Human Revolution//

How to Create a Culture of Well-being Where You Work

The most forward-thinking business leaders support their workforce in the moments that matter — and that strategy is paying off.

Research has shown that corporate culture can make a major impact on how well a business performs. But culture isn’t just about what happens at work: For leading-edge thinkers, it means taking care of employees whether they’re in the office or living through key life moments outside of it.

At the Fortune Brainstorm Health 2019 conference, leaders in health and well-being shared their insights into how to develop a culture where employees can thrive, no matter how big your business.

Build in Bounce-Back Time

In today’s workplace, stress is inevitable — but it doesn’t have to be the enemy, said Lisa Damour, psychologist and author of Under Pressure: Confronting the Epidemic of Stress and Anxiety in Girls.

We experience stress whenever we’re operating at the edge of our abilities, which is also when we change, adapt, and grow, she said. “Think about it as psychological weightlifting: In order to gain muscle, you have to lift weights that are uncomfortably heavy.”

But as with weightlifting, stress only helps us if we have time to recover — otherwise, it can reach harmful, pathological levels, which in turn can increase the risk for anxiety, depression, and even heart disease. And that’s where business leaders can make a big impact.

“Employees have to have bounce-back routines,” Damour said, and employers can facilitate that, whether it means providing access to a mindfulness program or encouraging people to spend an extended lunch break at the gym. Just keep in mind that everyone recovers in a different way, so avoid a blanket approach.

Focus on Key Life Experiences

Many businesses rely heavily on operational data, or O-data, which provides insights into easily measured factors such as inventory, accounting, and attrition. But to build a strong culture of well-being, leaders need to take X-data into account: intelligence about people’s experiences — including health, career, financial, time, and family experiences.

“X-data is the stuff that happens outside the walls of the business,” said Jared Smith, co-founder of experience management company Qualtrics. But it can impact employees’ productivity, creativity, and job performance — and even determine whether they stay at a job at all. And that can have a powerful effect on your bottom line.

Consider the impact of family experiences — for instance, the fertility and maternity journey. There’s a reason companies are increasingly offering benefits like egg and embryo freezing to employees. “Forty-three percent of new moms are dropping out of the workforce,” said Kate Ryder, founder and CEO of Maven, a women’s health care platform. Through Maven, corporations can offer their employees access to vetted health care professionals, IVF and adoption services, and support in the notoriously challenging process of returning to work following the birth of a child.

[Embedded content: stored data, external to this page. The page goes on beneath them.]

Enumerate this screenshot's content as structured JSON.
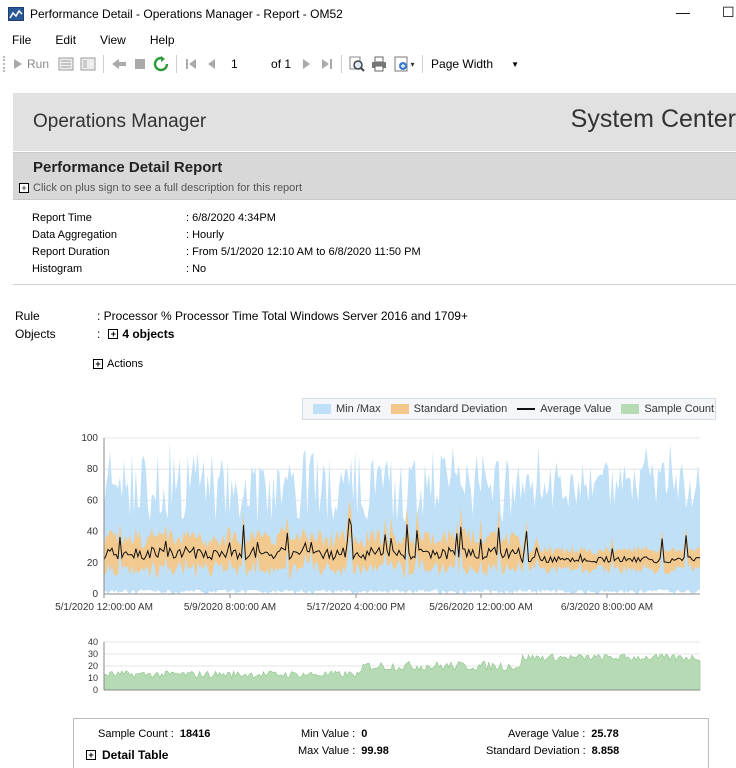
{
  "window": {
    "title": "Performance Detail - Operations Manager - Report - OM52",
    "minimize": "—",
    "maximize": "☐"
  },
  "menu": [
    "File",
    "Edit",
    "View",
    "Help"
  ],
  "toolbar": {
    "run_label": "Run",
    "page_value": "1",
    "of_label": "of 1",
    "zoom_value": "Page Width"
  },
  "header": {
    "product": "Operations Manager",
    "brand": "System Center"
  },
  "report": {
    "title": "Performance Detail Report",
    "hint": "Click on plus sign to see a full description for this report",
    "params": [
      {
        "label": "Report Time",
        "value": ": 6/8/2020 4:34PM"
      },
      {
        "label": "Data Aggregation",
        "value": ": Hourly"
      },
      {
        "label": "Report Duration",
        "value": ": From  5/1/2020 12:10 AM  to  6/8/2020 11:50 PM"
      },
      {
        "label": "Histogram",
        "value": ": No"
      }
    ],
    "rule_label": "Rule",
    "rule_value": ": Processor % Processor Time Total Windows Server 2016 and 1709+",
    "objects_label": "Objects",
    "objects_colon": ":",
    "objects_value": "4 objects",
    "actions_label": "Actions"
  },
  "chart_data": [
    {
      "type": "line",
      "series": [
        {
          "name": "Min /Max",
          "color": "#bfe0f7",
          "kind": "area"
        },
        {
          "name": "Standard Deviation",
          "color": "#f4c88a",
          "kind": "area"
        },
        {
          "name": "Average Value",
          "color": "#111111",
          "kind": "line"
        },
        {
          "name": "Sample Count",
          "color": "#b6dbb4",
          "kind": "area"
        }
      ],
      "y_ticks": [
        "0",
        "20",
        "40",
        "60",
        "80",
        "100"
      ],
      "ylim": [
        0,
        100
      ],
      "x_ticks": [
        "5/1/2020 12:00:00 AM",
        "5/9/2020 8:00:00 AM",
        "5/17/2020 4:00:00 PM",
        "5/26/2020 12:00:00 AM",
        "6/3/2020 8:00:00 AM"
      ],
      "legend_position": "top-right"
    },
    {
      "type": "area",
      "series": [
        {
          "name": "Sample Count"
        }
      ],
      "y_ticks": [
        "0",
        "10",
        "20",
        "30",
        "40"
      ],
      "ylim": [
        0,
        40
      ]
    }
  ],
  "summary": {
    "sample_count_label": "Sample Count :",
    "sample_count": "18416",
    "min_label": "Min Value :",
    "min": "0",
    "max_label": "Max Value :",
    "max": "99.98",
    "avg_label": "Average Value :",
    "avg": "25.78",
    "std_label": "Standard Deviation :",
    "std": "8.858",
    "detail_table_label": "Detail Table"
  }
}
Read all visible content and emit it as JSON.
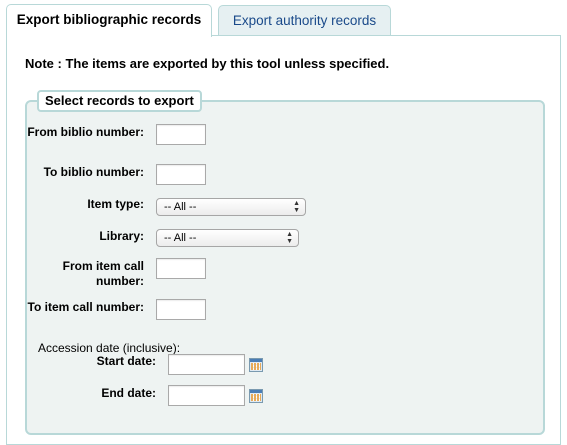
{
  "tabs": [
    {
      "label": "Export bibliographic records",
      "active": true
    },
    {
      "label": "Export authority records",
      "active": false
    }
  ],
  "note": "Note : The items are exported by this tool unless specified.",
  "fieldset": {
    "legend": "Select records to export",
    "from_biblio_label": "From biblio number:",
    "from_biblio_value": "",
    "to_biblio_label": "To biblio number:",
    "to_biblio_value": "",
    "item_type_label": "Item type:",
    "item_type_selected": "-- All --",
    "library_label": "Library:",
    "library_selected": "-- All --",
    "from_callnumber_label": "From item call number:",
    "from_callnumber_value": "",
    "to_callnumber_label": "To item call number:",
    "to_callnumber_value": "",
    "accession_label": "Accession date (inclusive):",
    "start_date_label": "Start date:",
    "start_date_value": "",
    "end_date_label": "End date:",
    "end_date_value": ""
  },
  "colors": {
    "border": "#b8d8d8",
    "fieldset_bg": "#eef3f2",
    "inactive_tab_bg": "#e6f0f2",
    "inactive_tab_text": "#1a4a8a"
  }
}
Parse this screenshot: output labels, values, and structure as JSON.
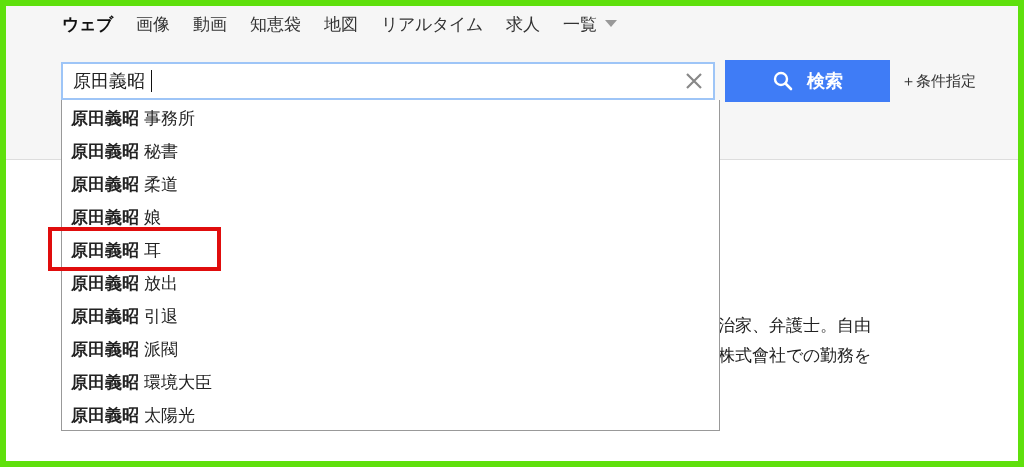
{
  "nav_tabs": [
    {
      "label": "ウェブ",
      "selected": true
    },
    {
      "label": "画像",
      "selected": false
    },
    {
      "label": "動画",
      "selected": false
    },
    {
      "label": "知恵袋",
      "selected": false
    },
    {
      "label": "地図",
      "selected": false
    },
    {
      "label": "リアルタイム",
      "selected": false
    },
    {
      "label": "求人",
      "selected": false
    },
    {
      "label": "一覧",
      "selected": false,
      "kind": "menu"
    }
  ],
  "search": {
    "value": "原田義昭 ",
    "button": "検索",
    "options_link": "＋条件指定"
  },
  "suggestions": [
    {
      "text": "**原田義昭** 事務所",
      "highlighted": false
    },
    {
      "text": "**原田義昭** 秘書",
      "highlighted": false
    },
    {
      "text": "**原田義昭** 柔道",
      "highlighted": false
    },
    {
      "text": "**原田義昭** 娘",
      "highlighted": false
    },
    {
      "text": "**原田義昭** 耳",
      "highlighted": true
    },
    {
      "text": "**原田義昭** 放出",
      "highlighted": false
    },
    {
      "text": "**原田義昭** 引退",
      "highlighted": false
    },
    {
      "text": "**原田義昭** 派閥",
      "highlighted": false
    },
    {
      "text": "**原田義昭** 環境大臣",
      "highlighted": false
    },
    {
      "text": "**原田義昭** 太陽光",
      "highlighted": false
    }
  ],
  "result_snippet": [
    "治家、弁護士。自由",
    "株式會社での勤務を"
  ]
}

By bringing together an organization’s X-data (employee-reported people experience information) and O-data (HR-reported performance insights), then exploring their impact on business performance, companies will be able to connect the people experience directly to their bottom line. Through this process, business leaders can understand what life experiences are challenging employees, and provide solutions that help them thrive at work — whether that’s assistance with fertility treatments, parental leave, or elder care.

Create Phone-Free Spaces

“We tend to think that our phone makes us more productive,” said Catherine Price, a science journalist and author of How to Break Up with Your Phone. And they can, but phones can also change our brains, reduce our attention spans, and pummel our self-esteem. More crucial for businesses, phones can be hindering employee creativity.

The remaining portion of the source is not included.